Impreza pod nazwą „Waukegan Polar Bear Plunge ” przyciągnęła setki osób zbierających pieniądze na szczytny cel.
W poniedziałkowy poranek setki dzielnych ludzi zdecydowało się na odważny krok, dobrowolnie wybierając się na Polar Plunge, aby powitać Nowy Rok na plaży miejskiej przy 201 E. Sea Horse Drive w Waukegan podczas 25. corocznej kąpieli w jeziorze Michigan.
Podczas wydarzenia zbierane były pieniądze dla Special Recreation Services of Northern Lake County (SRSNLC). Dzięki tym programom niepełnosprawne dzieci w dystryktach szkolnych Waukegan i Zion mają szansę uczestniczyć w obozach, zajęciach sportowych, fitness i zdrowotnych oraz konkursach.
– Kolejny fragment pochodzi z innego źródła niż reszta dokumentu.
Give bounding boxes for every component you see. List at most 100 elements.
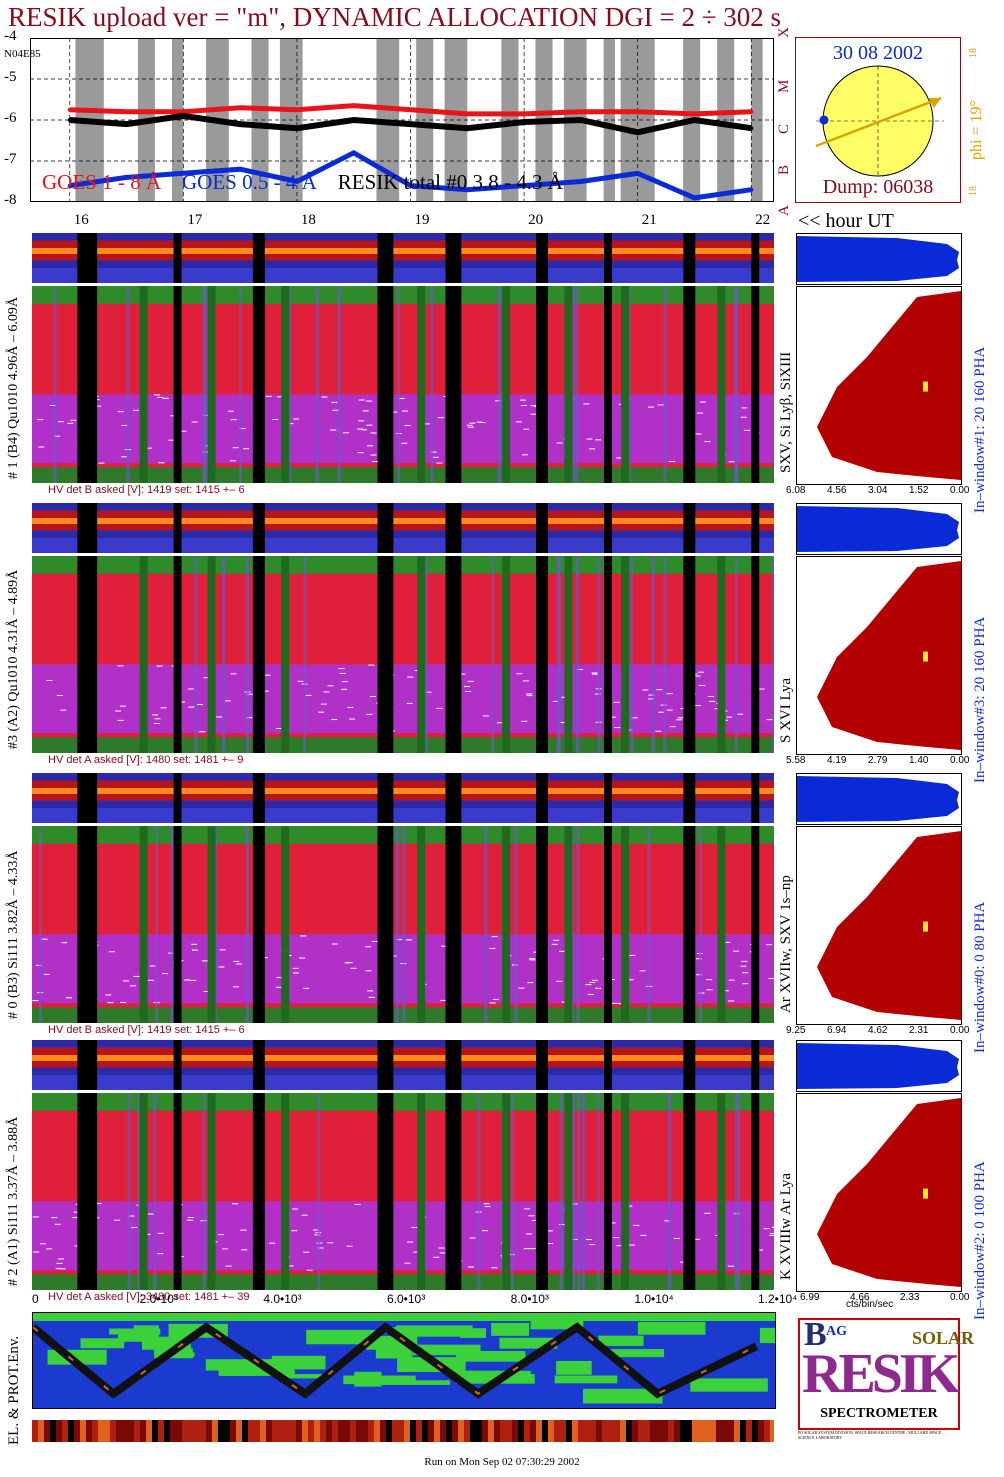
spectrum-speckle — [640, 1234, 647, 1236]
spectrum-band-lower — [32, 808, 774, 823]
strip-cell — [710, 1420, 716, 1442]
spectrum-speckle — [531, 1219, 538, 1221]
spectrum-speckle — [737, 713, 744, 715]
spectrum-speckle — [98, 462, 105, 464]
strip-cell — [686, 1420, 692, 1442]
goes-series-point — [238, 105, 243, 110]
strip-cell — [200, 1420, 206, 1442]
strip-cell — [764, 1420, 770, 1442]
spectrum-speckle — [626, 1205, 633, 1207]
spectrum-speckle — [191, 949, 198, 951]
spectrum-speckle — [556, 980, 563, 982]
goes-series-point — [635, 109, 640, 114]
spectrum-speckle — [396, 939, 403, 941]
spectrum-top-edge — [32, 286, 774, 304]
spectrum-speckle — [432, 456, 439, 458]
strip-cell — [290, 1420, 296, 1442]
envelope-x-tick: 4.0•10³ — [263, 1292, 302, 1306]
spectrum-speckle — [726, 716, 733, 718]
spectrum-gap — [252, 556, 265, 753]
spectrum-speckle — [154, 718, 161, 720]
spectrum-speckle — [704, 441, 711, 443]
spectrum-speckle — [59, 1268, 66, 1270]
spectrum-speckle — [589, 1244, 596, 1246]
strip-cell — [194, 1420, 200, 1442]
spectrum-speckle — [357, 428, 364, 430]
strip-cell — [470, 1420, 476, 1442]
spectrum-stripe — [127, 1093, 131, 1290]
strip-cell — [404, 1420, 410, 1442]
spectrum-speckle — [366, 424, 373, 426]
pha-tick-label: 2.79 — [868, 755, 888, 766]
spectrum-stripe — [402, 826, 406, 1023]
spectrum-stripe — [39, 826, 43, 1023]
strip-cell — [242, 1420, 248, 1442]
spectrum-speckle — [547, 1243, 554, 1245]
pha-marker — [923, 651, 928, 662]
spectrum-speckle — [201, 960, 208, 962]
goes-series-point — [408, 122, 413, 127]
pha-tick-label: 2.31 — [909, 1025, 929, 1036]
spectrum-speckle — [706, 979, 713, 981]
spectrum-speckle — [33, 1251, 40, 1253]
strip-cell — [218, 1420, 224, 1442]
spectrum-green-gap — [139, 556, 148, 753]
goes-series-point — [522, 183, 527, 188]
spectrum-speckle — [423, 423, 430, 425]
spectrum-speckle — [46, 679, 53, 681]
strip-cell — [260, 1420, 266, 1442]
spectrum-gap — [604, 1093, 613, 1290]
spectrum-speckle — [588, 448, 595, 450]
spectrum-speckle — [595, 439, 602, 441]
pha-marker — [923, 921, 928, 932]
spectrum-speckle — [341, 681, 348, 683]
flare-position-dot — [819, 115, 829, 125]
strip-cell — [326, 1420, 332, 1442]
envelope-blob — [80, 1338, 125, 1349]
spectrum-green-gap — [717, 556, 726, 753]
spectrum-speckle — [227, 410, 234, 412]
pha-big — [796, 1093, 962, 1292]
spectrum-speckle — [60, 942, 67, 944]
spectrum-stripe — [497, 286, 501, 483]
phi-arrow — [815, 96, 942, 148]
hour-tick-label: 16 — [73, 212, 89, 228]
spectrum-speckle — [145, 447, 152, 449]
channel-small-spectrum — [32, 503, 774, 553]
phi-tick-bottom: 18 — [968, 186, 979, 196]
spectrum-speckle — [758, 688, 765, 690]
spectrum-speckle — [733, 950, 740, 952]
spectrum-gap — [173, 233, 182, 283]
spectrum-bottom-edge — [32, 1274, 774, 1290]
spectrum-speckle — [368, 664, 375, 666]
spectrum-speckle — [229, 460, 236, 462]
spectrum-speckle — [629, 1244, 636, 1246]
spectrum-stripe — [246, 556, 250, 753]
spectrum-speckle — [243, 448, 250, 450]
phi-arrowhead — [928, 98, 941, 108]
spectrum-speckle — [357, 452, 364, 454]
strip-cell — [542, 1420, 548, 1442]
in-window-label: In–window#0: 0 80 PHA — [972, 901, 988, 1053]
spectrum-speckle — [157, 1253, 164, 1255]
spectrum-stripe — [647, 826, 651, 1023]
pha-tick-label: 0.00 — [950, 755, 970, 766]
spectrum-speckle — [407, 1241, 414, 1243]
spectrum-speckle — [331, 943, 338, 945]
strip-cell — [608, 1420, 614, 1442]
pha-tick-label: 4.62 — [868, 1025, 888, 1036]
strip-cell — [488, 1420, 494, 1442]
hour-axis-label: << hour UT — [798, 210, 894, 232]
spectrum-stripe — [663, 286, 667, 483]
spectrum-speckle — [765, 944, 772, 946]
hv-label: HV det B asked [V]: 1419 set: 1415 +– 6 — [48, 484, 245, 496]
small-spectrum-svg — [32, 1040, 774, 1090]
spectrum-speckle — [184, 979, 191, 981]
spectrum-speckle — [291, 1230, 298, 1232]
spectrum-gap — [173, 556, 182, 753]
legend-goes-blue: GOES 0.5 - 4 Å — [182, 170, 317, 194]
pha-tick-label: 9.25 — [786, 1025, 806, 1036]
strip-cell — [740, 1420, 746, 1442]
strip-cell — [512, 1420, 518, 1442]
goes-series-point — [692, 118, 697, 122]
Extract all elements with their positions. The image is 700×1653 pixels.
Według organizatorów, co roku w ramach akcji Polar Bear Plunge zebranych zostaje co najmniej 20 tysięcy dolarów.
„To wspaniała sprawa. Nawet jeśli jest trochę chłodno. Na pewno warto” – powiedział Jeremiah Johnson, przewodniczący Rady Komisarzy Waukegan Park District.
Jest on wieloletnim darczyńcą programu Polar Bear Plunge. Jednak w noworoczny poniedziałek po raz pierwszy wziął udział w imprezie. „Walczę z przeziębieniem, więc albo mnie wykończy, albo wywoła zapalenie płuc. Zobaczymy, co się stanie” – powiedział.
„Chcę powiedzieć naszej społeczności, że mamy największe serce” – podkreśliła z kolei burmistrz Waukegan Ann Taylor, która była podekscytowana możliwością kibicowania uczestnikom i obecnością na morsowaniu. Świetnie się bawiła na wydarzeniu, które gromadzi ludzi w każdym wieku. „Nasze miasto jest podekscytowane morsowaniem i nie możesz nie być jego częścią” – dodała.
W miarę jak fale jeziora Michigan uderzały w Municipal Beach, niektórzy morsujący nosili kostiumy, starając się jak najbardziej okryć. Inni mieli tylko krótkie spodenki.
„To niesamowite. Jestem z Waukegan, i przez całe moje życie uprawiałam sport. Dlatego świetnie jest dać szansę innym na udział w takich aktywnościach” – powiedziała Rachel Hewitt, jedna z uczestniczek poniedziałkowego morsowania.
Niektórzy morsujący spędzali czas na wchodzeniu i wychodzeniu z wody. Inni próbowali pływackiego sprintu, ale szybko zostali powaleni falami, gdy zbliżali się do brzegu.
Na szczęście strażacy z Waukegan, będąc w wodzie, skutecznie zadbali o bezpieczeństwo wszystkich. Byli tak, jak oni zmarznięci, ale nie ukrywali satysfakcji z tego, że stanowili część wydarzenia, które robi tak wiele dobrego dla innych.
„To naprawdę wspaniałe” – powiedział Tony Soler, naczelnik Oddziału Straży Pożarnej Waukegan. „Społeczność to uwielbia i my to kochamy. To cudowne wydarzenie integracyjne dla wszystkich” – dodał.